Maybe, while CTV, Global and City slip into the backroom for their own dealmaking chat with Joly, she will be reminding them that their parent companies are also escaping taxation: In promising no taxes on "online services," her policy suggests there is no political will to undertake another obvious update and switch the levy on the broadcast industry's dwindling cable and satellite revenues – which fills the coffers of the Canada Media Fund – for a levy on their expanding broadband revenues.

Instead, the minister, who doesn't want to "bail out industry models that are no longer viable" is propping up the fund, which underwrites TV shows and digital content. (There is no price tag on that promise to keep the fund at current levels, but it's one of the biggest goodies Creative Canada offers the creative community.)

Both the Netflix deal and the avoidance of anything that could be construed as a new tax represents a philosophy of sorts – that you can make more headway coaxing, charming or perhaps even shaming the digital giants into basic social and economic responsibilities than you can by legislating them. (Joly's announcement also trumpeted a collaboration between Facebook and Ryerson University on a news hub.) Even as government regulates online content with regards to obscenity, privacy and spam, the myth that you can't regulate the Internet holds its grip.
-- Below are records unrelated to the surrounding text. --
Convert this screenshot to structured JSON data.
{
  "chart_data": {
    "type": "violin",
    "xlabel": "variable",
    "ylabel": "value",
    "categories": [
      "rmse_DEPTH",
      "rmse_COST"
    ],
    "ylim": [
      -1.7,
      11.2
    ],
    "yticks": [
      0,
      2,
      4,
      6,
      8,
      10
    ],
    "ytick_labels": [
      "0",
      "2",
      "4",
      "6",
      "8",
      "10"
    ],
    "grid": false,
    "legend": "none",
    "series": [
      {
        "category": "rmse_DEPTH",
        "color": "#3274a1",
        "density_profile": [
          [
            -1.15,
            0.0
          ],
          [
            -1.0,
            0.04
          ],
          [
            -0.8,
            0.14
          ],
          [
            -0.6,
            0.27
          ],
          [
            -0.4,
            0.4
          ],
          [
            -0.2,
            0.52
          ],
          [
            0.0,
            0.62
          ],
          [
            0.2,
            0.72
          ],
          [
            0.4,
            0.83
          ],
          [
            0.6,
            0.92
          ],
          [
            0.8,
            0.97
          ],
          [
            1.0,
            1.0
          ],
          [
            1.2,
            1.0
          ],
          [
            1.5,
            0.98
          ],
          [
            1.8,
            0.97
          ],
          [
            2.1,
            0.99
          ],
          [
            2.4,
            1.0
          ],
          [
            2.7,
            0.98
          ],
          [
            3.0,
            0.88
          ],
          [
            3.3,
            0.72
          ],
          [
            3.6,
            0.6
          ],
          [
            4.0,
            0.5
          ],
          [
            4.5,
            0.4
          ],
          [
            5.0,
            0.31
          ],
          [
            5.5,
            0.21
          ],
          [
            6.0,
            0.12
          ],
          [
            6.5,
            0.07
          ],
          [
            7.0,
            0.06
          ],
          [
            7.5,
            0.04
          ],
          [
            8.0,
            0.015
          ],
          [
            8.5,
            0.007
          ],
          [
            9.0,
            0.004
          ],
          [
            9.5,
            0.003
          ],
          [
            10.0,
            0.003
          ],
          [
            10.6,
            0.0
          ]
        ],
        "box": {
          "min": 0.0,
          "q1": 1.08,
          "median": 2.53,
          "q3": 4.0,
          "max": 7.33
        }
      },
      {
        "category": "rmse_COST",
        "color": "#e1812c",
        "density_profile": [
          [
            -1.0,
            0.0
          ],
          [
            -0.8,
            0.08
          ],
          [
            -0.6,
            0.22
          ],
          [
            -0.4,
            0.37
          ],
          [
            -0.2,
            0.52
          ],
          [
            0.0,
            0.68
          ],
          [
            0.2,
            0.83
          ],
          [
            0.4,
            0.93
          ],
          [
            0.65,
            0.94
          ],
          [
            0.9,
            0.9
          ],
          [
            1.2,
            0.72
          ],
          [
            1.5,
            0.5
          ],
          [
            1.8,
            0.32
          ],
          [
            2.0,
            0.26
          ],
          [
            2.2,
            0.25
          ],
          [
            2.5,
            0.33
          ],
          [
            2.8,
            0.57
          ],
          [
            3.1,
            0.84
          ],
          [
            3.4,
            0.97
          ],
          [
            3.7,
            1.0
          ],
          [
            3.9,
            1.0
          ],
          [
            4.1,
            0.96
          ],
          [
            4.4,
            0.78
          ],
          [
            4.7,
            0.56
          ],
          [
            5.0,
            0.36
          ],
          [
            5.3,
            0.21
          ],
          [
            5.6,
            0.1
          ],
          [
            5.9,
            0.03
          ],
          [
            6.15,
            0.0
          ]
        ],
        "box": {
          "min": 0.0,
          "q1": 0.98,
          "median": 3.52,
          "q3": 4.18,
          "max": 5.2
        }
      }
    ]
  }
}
Are there alternatives for a culture minister brave enough to tackle digital disruption? Sure there are, and increasingly so. The review of the Broadcasting and Telecommunications acts that Joly is also promising could merge the two, putting in place the legal framework for Internet levies of various kinds and giving the Canadian Radio-television and Telecommunications Commission some authority to regulate cultural objectives in the online world. The CRTC could then follow Europe's lead and start demanding that streaming services contain a minimum amount of Canadian content in their catalogues. Those legislative reviews will take another year at least, but the tenor of Creative Canada certainly doesn't suggest the government is going to make huge changes.

None of these policies will mean much to consumers, particularly in the short term. Canadian content on conventional television will slowly wither as private broadcasters inevitably seek relief from their obligations; those who actively want Canadian programming will seek it out on the CBC, which will be required to do more and more of the heavy lifting without a sufficient budget. Perhaps many new Trailer Park Boys and Alias Graces will emerge on Netflix, but you can be sure that the likes of Narcos and House of Cards will still hog most of the attention on a service where few viewers would ever select content according to geography. No, it's not consumers who should care that much about Creative Canada; it is citizens who should be disappointed in Ms. Joly.